Indian investigators later agreed to carry out the data analysis in Delhi, using specialised US-supplied equipment.
The episode, The Wall Street Journal noted, was 'a high point of tension' in a probe already strained by 'suspicion and poor communication'.
Indian officials, led by G V G Yugandhar of the Aircraft Accident Investigation Bureau (AAIB), reportedly bristled at the perceived interference. 'We're not a Third World country,' Yugandhar told the Americans, insisting India had the same technical capability to decode the recorders, the report said.
The US team, meanwhile, grew frustrated by delays. Tension between the US' NTSB and Indian investigators at one point reached so high that Homendy even threatened to withdraw support for the probe, the report noted.

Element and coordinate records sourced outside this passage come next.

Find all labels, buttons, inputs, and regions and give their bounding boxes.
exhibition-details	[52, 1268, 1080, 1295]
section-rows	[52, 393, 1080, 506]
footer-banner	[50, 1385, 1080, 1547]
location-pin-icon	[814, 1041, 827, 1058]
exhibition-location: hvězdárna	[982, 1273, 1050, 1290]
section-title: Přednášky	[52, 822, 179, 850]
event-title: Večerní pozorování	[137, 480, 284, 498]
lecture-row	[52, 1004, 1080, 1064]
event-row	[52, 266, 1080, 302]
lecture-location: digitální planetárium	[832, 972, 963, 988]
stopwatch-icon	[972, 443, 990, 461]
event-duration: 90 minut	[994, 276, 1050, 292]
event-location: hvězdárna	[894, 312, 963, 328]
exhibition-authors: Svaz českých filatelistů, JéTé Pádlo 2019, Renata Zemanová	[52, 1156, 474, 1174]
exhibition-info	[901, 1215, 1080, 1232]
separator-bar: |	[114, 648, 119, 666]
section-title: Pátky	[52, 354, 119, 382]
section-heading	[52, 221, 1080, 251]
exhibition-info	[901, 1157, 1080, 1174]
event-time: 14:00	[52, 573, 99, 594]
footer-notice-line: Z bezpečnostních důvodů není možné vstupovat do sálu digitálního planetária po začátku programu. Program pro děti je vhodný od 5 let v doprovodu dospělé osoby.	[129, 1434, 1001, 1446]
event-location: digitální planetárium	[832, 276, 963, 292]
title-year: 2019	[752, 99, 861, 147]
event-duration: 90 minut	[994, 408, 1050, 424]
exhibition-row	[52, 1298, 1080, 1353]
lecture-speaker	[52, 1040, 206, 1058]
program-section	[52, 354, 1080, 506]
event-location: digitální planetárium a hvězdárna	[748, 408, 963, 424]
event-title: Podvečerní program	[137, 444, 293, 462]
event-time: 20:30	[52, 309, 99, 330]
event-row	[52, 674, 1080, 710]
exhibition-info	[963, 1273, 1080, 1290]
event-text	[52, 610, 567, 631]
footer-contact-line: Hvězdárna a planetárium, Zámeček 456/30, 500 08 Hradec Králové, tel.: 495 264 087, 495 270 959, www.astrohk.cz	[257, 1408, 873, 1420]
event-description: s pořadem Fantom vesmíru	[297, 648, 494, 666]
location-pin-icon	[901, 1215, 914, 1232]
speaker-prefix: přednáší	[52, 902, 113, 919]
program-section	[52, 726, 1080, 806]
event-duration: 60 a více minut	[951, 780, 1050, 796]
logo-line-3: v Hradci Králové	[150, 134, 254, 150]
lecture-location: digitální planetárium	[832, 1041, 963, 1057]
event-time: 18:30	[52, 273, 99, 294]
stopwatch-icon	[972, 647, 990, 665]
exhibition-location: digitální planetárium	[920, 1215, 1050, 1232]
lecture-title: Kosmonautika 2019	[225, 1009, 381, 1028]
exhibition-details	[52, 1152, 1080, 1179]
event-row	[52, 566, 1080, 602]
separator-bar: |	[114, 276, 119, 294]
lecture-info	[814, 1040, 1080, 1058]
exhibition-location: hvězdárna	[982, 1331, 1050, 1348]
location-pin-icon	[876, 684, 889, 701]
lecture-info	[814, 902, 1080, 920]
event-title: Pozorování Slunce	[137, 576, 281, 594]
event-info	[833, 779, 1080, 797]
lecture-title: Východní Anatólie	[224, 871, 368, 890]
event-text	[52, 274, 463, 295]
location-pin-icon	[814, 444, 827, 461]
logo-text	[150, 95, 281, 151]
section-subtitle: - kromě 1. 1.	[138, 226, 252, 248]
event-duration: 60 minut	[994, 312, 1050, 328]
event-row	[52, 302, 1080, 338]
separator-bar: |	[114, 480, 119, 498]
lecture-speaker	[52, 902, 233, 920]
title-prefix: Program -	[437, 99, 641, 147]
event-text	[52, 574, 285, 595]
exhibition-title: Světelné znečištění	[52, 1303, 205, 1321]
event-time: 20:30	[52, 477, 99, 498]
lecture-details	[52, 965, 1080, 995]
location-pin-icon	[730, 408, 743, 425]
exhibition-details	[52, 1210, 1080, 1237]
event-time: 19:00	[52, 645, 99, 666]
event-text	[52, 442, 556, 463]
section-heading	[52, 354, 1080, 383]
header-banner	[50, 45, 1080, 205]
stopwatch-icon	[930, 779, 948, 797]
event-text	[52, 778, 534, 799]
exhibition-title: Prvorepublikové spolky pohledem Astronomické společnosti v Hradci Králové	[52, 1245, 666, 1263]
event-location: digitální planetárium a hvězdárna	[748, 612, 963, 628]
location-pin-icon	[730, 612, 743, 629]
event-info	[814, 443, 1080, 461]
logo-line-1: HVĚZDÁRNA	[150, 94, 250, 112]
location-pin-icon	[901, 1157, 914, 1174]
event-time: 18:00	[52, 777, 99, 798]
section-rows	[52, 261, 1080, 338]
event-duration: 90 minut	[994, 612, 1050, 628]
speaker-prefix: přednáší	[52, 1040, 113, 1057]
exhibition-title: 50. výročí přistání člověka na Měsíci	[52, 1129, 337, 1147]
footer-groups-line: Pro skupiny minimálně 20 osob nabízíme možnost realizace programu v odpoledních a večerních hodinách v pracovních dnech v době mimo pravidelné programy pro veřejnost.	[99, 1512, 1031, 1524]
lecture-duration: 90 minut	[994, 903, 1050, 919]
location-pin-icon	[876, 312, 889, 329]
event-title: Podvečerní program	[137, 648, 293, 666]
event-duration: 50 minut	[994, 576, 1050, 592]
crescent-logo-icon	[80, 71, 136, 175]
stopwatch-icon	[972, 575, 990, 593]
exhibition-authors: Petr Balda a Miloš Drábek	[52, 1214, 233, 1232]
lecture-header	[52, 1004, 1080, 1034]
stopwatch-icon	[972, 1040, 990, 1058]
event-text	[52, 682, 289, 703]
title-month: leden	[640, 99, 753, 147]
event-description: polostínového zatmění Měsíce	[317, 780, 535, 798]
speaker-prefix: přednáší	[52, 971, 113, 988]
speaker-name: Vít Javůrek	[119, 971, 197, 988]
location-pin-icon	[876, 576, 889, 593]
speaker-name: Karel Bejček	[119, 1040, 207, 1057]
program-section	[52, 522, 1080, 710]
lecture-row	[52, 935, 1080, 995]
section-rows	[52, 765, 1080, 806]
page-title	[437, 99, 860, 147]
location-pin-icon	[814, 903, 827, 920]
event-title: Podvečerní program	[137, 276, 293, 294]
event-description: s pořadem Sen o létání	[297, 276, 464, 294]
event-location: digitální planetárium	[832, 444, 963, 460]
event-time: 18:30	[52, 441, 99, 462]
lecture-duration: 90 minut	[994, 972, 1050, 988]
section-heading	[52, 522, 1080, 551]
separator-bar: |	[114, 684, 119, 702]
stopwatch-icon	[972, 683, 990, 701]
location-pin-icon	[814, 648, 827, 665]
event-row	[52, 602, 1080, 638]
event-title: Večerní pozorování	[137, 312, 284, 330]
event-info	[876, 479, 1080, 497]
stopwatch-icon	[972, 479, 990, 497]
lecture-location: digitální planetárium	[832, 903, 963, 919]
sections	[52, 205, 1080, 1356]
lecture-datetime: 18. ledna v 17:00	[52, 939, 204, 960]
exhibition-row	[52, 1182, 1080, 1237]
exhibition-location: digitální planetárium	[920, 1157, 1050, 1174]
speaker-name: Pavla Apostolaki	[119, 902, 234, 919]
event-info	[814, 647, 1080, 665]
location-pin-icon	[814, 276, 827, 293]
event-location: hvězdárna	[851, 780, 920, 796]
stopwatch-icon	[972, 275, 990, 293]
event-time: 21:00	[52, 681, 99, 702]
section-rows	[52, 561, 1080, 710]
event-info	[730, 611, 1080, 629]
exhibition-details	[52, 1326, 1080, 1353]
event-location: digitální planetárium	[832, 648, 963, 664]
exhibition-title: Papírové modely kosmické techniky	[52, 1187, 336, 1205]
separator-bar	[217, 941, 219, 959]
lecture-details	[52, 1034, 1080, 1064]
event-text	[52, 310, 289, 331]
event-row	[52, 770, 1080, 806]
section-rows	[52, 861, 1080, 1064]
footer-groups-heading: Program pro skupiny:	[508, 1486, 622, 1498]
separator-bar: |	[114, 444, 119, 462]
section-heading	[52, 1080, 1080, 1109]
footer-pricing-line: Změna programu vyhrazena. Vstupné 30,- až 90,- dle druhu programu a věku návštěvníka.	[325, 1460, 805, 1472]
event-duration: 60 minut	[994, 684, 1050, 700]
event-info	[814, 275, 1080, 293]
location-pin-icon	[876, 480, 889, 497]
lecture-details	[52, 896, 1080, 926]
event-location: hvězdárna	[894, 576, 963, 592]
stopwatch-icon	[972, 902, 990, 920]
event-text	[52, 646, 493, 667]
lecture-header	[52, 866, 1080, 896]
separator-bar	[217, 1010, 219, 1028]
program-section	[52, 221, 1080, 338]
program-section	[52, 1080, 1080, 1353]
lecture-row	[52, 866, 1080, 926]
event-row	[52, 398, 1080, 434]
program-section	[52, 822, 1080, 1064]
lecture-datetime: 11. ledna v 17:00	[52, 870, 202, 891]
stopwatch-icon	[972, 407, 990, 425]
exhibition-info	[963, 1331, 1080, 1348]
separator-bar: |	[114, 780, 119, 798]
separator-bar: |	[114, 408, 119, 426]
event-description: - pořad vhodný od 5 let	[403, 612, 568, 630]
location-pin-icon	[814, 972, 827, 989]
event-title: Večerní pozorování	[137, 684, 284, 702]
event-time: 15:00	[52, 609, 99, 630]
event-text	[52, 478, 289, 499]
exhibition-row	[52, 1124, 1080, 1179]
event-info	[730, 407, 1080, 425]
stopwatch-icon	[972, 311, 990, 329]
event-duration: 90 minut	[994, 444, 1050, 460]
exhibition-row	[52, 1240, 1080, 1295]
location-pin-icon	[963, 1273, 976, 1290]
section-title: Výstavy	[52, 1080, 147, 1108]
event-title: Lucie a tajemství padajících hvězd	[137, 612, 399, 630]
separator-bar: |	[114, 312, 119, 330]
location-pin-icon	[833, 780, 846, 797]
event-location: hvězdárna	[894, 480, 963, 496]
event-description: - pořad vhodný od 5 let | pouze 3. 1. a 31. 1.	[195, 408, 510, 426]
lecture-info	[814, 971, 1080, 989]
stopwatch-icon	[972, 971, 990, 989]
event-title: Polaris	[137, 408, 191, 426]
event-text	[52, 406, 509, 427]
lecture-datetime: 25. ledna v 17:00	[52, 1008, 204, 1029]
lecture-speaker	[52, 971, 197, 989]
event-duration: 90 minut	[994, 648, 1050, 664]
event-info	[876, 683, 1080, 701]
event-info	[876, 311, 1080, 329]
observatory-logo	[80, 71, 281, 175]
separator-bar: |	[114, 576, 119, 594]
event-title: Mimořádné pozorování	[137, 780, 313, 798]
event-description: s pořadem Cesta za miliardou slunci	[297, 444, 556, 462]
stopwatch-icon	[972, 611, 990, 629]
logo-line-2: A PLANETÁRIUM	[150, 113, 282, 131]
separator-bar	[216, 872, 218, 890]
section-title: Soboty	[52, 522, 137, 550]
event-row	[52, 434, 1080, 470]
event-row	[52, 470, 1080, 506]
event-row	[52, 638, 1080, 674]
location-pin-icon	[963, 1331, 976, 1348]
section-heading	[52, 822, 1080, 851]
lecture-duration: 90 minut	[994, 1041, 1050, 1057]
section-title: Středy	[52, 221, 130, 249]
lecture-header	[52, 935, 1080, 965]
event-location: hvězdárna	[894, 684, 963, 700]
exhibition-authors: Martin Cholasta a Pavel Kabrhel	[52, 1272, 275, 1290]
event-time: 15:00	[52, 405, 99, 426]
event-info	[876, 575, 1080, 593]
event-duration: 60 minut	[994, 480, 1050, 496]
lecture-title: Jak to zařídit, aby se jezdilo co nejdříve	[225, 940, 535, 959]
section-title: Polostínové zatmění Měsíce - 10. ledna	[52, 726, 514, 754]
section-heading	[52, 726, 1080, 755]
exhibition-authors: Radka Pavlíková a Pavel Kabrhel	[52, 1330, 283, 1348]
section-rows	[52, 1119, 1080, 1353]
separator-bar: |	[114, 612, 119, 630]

'We're champing at the bit to get the data,' one US Federal Aviation Administration official was quoted as saying. American investigators believed the information could reveal whether a technical fault or human action caused the sudden loss of engine thrust that sent the plane crashing near Ahmedabad airport.
Behind the diplomatic skirmishes, though, lay competing priorities: The Americans' focus on rapid data recovery and safety implications for the Boeing fleet, and the Indians' emphasis on maintaining control of the inquiry and protecting national aviation credibility.
With both sides guarding their turf, the quest for answers to one of India's deadliest air tragedies remains entangled in operational and procedural urgencies as much as aviation science.